Noureddine Bouterfa brise le scepticisme sur sa capacité à faire de l’ombre à Chakib Khelil
En ces temps de crise et d’austérité, il est un ministre du gouvernement Sellal qui s’active particulièrement pour conjurer le sort de la banqueroute. Aux commandes du secteur stratégique de l’énergie et des mines, Noureddine Bouterfa est en passe de relever les défis. Les négociations historiques du rendez-vous de l’Opep à Alger en septembre dernier et le redressement interne de Sonatrach ont révélé un ministre bien plus efficace que l’ex-directeur général de Sonelgaz qu’il a été.
Point de honte à le reconnaître, la presse a été bien sceptique lors de sa nomination au poste de ministre de l’Energie en juin 2016. Noureddine Bouterfa, le PDG de Sonelgaz pendant plus de 10 ans, n’avait pas convaincu en raison d’une gestion qui n’a pas su rééquilibrer les comptes faussés par de vertigineuses créances, d’un réseau électrique national défaillant et perturbé par les délestages, de grands ratages dans le raccordement de milliers de foyers au gaz naturel malgré des sommes d’argent colossales injectées. En plus de déboires judiciaires qui lui ont valu moult tracas.

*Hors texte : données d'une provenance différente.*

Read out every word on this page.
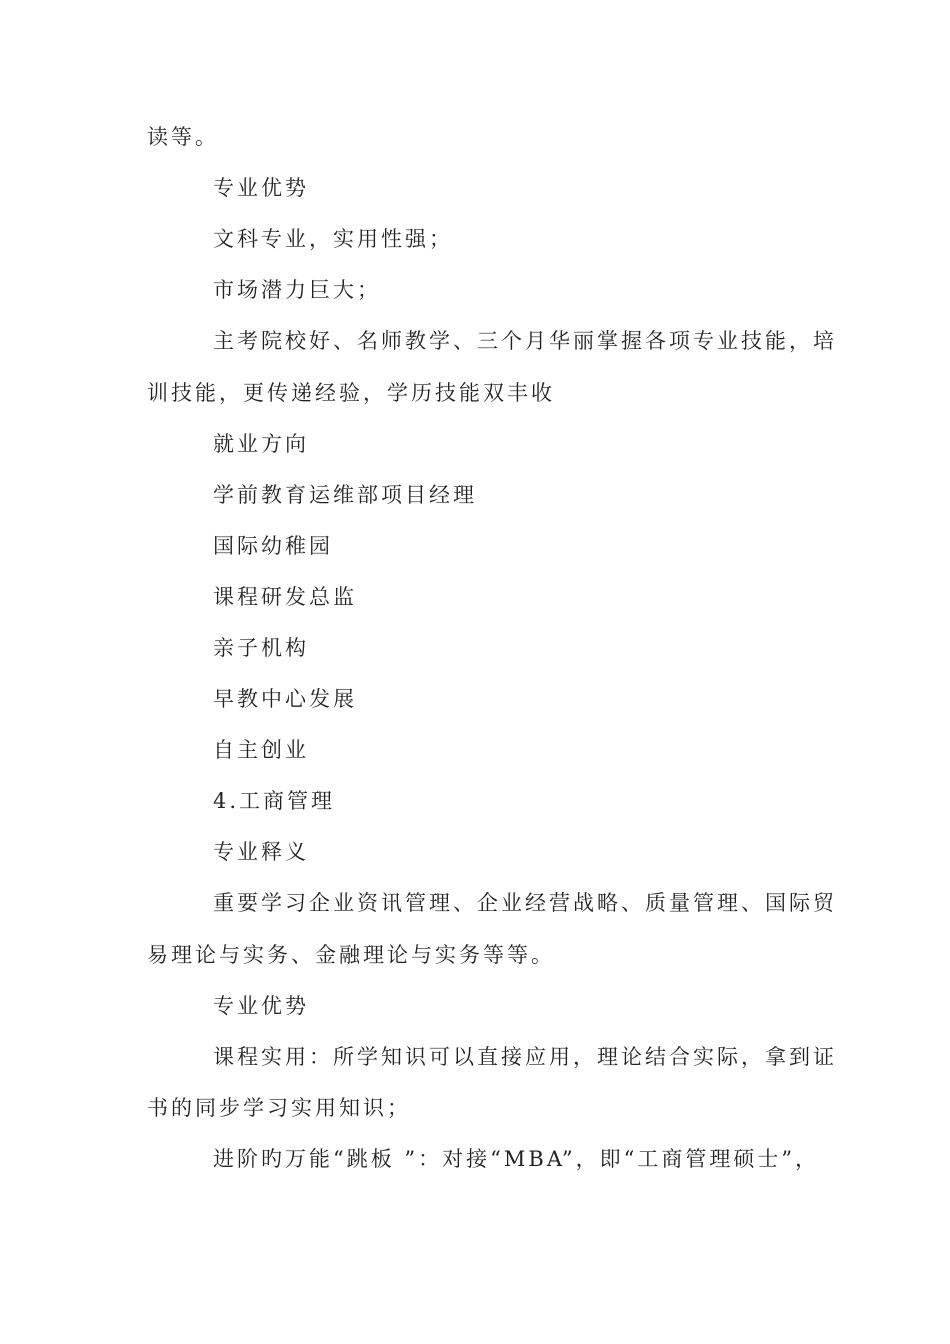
读等。
专业优势
文科专业，实用性强；
市场潜力巨大；
主考院校好、名师教学、三个月华丽掌握各项专业技能，培
训技能，更传递经验，学历技能双丰收
就业方向
学前教育运维部项目经理
国际幼稚园
课程研发总监
亲子机构
早教中心发展
自主创业
4.工商管理
专业释义
重要学习企业资讯管理、企业经营战略、质量管理、国际贸
易理论与实务、金融理论与实务等等。
专业优势
课程实用：所学知识可以直接应用，理论结合实际，拿到证
书的同步学习实用知识；
进阶旳万能“跳板 ”：对接“MBA”，即“工商管理硕士”，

Pourtant, en quelques mois, dans un contexte de crise aigüe du marché pétrolier, Noureddine Bouterfa réussit l’organisation à Alger d’un sommet extraordinaire des pays exportateurs de pétrole, rencontre informelle de concertation qui devient rapidement le rendez-vous historique dont les orientations ont été validées mercredi dernier à Vienne. Il s’agit notamment de réduire la production de l’or noir d’un peu plus d’un million de barils par jour, selon ce qui a pu filtrer des travaux à huis clos. Des cadres de son équipe racontent dans les milieux initiés que le ministre a pris le temps d’adresser des courriers, de parler longuement au téléphone avec ses homologues de pays grands producteurs pour les convaincre, au préalable, d’un sursaut dans la gestion des quotas. «Un message clair : il faut baisser la production», aurait martelé Bouterfa, qui aurait bénéficié de l’appui du département de Ramtane Lamamra et des bonnes relations de la présidence de la République avec des monarchies influentes au sein de l’Opep.

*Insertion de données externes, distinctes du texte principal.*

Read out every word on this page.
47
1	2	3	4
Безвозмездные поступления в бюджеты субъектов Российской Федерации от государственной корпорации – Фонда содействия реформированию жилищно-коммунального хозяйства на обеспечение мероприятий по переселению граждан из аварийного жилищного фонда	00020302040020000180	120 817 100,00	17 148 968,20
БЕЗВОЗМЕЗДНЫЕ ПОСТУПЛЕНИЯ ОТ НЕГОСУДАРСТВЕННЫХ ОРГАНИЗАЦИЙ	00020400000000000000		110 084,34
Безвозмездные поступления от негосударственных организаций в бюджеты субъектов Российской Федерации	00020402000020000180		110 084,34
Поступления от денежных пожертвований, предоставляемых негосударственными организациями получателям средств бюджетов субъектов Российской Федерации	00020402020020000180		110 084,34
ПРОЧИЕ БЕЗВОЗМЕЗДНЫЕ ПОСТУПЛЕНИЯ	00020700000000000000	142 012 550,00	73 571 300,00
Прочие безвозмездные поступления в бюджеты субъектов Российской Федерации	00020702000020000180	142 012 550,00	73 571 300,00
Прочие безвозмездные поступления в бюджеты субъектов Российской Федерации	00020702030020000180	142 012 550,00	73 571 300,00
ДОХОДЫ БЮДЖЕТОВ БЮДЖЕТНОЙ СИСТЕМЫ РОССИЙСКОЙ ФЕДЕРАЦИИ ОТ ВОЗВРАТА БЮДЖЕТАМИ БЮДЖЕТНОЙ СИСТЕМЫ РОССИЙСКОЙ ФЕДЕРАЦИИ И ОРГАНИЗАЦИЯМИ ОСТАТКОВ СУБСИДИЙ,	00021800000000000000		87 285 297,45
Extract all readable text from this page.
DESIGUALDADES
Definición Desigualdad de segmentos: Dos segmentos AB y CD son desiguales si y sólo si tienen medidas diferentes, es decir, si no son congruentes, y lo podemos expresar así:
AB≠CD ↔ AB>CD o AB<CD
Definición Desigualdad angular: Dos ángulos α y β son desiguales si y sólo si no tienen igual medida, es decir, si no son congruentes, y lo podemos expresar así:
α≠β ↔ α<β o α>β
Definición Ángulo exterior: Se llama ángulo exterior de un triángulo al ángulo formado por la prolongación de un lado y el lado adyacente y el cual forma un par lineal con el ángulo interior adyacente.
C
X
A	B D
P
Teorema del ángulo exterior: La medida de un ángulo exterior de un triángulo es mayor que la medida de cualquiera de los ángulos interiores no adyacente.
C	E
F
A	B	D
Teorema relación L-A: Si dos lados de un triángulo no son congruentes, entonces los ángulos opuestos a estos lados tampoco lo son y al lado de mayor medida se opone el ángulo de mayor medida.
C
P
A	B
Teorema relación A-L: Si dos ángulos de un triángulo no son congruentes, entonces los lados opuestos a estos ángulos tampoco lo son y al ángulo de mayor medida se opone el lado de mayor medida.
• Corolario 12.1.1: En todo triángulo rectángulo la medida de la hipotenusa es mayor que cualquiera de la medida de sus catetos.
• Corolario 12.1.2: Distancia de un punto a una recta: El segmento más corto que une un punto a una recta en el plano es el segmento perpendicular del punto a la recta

Sur le plan technique, pas de doute, le ministre de l’Energie n’a pas lésiné sur les moyens ni la mobilisation, demandant à ses collaborateurs un état détaillé du marché pétrolier à tous les niveaux, avec une actualisation permanente dans la perspective de maîtriser les débats à l’échelle macro-économique. «Une banque de données a été constituée grâce à la confiance de nombreux partenaires étrangers, tels le Venezuela, la Russie et même l’Arabie Saoudite», confie un expert, qui salue le «côté diplomate» de Noureddine Bouterfa. Mieux encore, ce serait le voyage à Moscou de notre ministre qui aurait permis de persuader les Russes, fédérant les producteurs non-Opep, de suivre la tendance baissière de la production pour un impact efficace sur le prix du baril.
Sur le plan national, Bouterfa a promis qu’«il n’y aurait plus de scandale Sonatrach» en répondant à un député qui s’inquiétait de la gestion de la plus importante des compagnies algériennes. «Des mécanismes de contrôle ont été mis en place pour prévenir tout préjudice, désormais.» Il est trop tôt pour en juger, mais le choix de l’actuel patron de l’énergie n’est pas de faire dans la communication tonitruante. Habile et silencieuse, façon d’effacer l’époque Chakib Khelil. On a vu comment il a préféré traiter le contentieux entre Sonatrach et le groupe français Total, de la tentative à l’amiable jusqu’à la demande d’un arbitrage international. C’est un peu ce qui caractérise la méthode Bouterfa : patience, mais détermination. De l’énergie durable pour surmonter la crise à la veille d’un hiver difficile pour le gouvernement Sellal.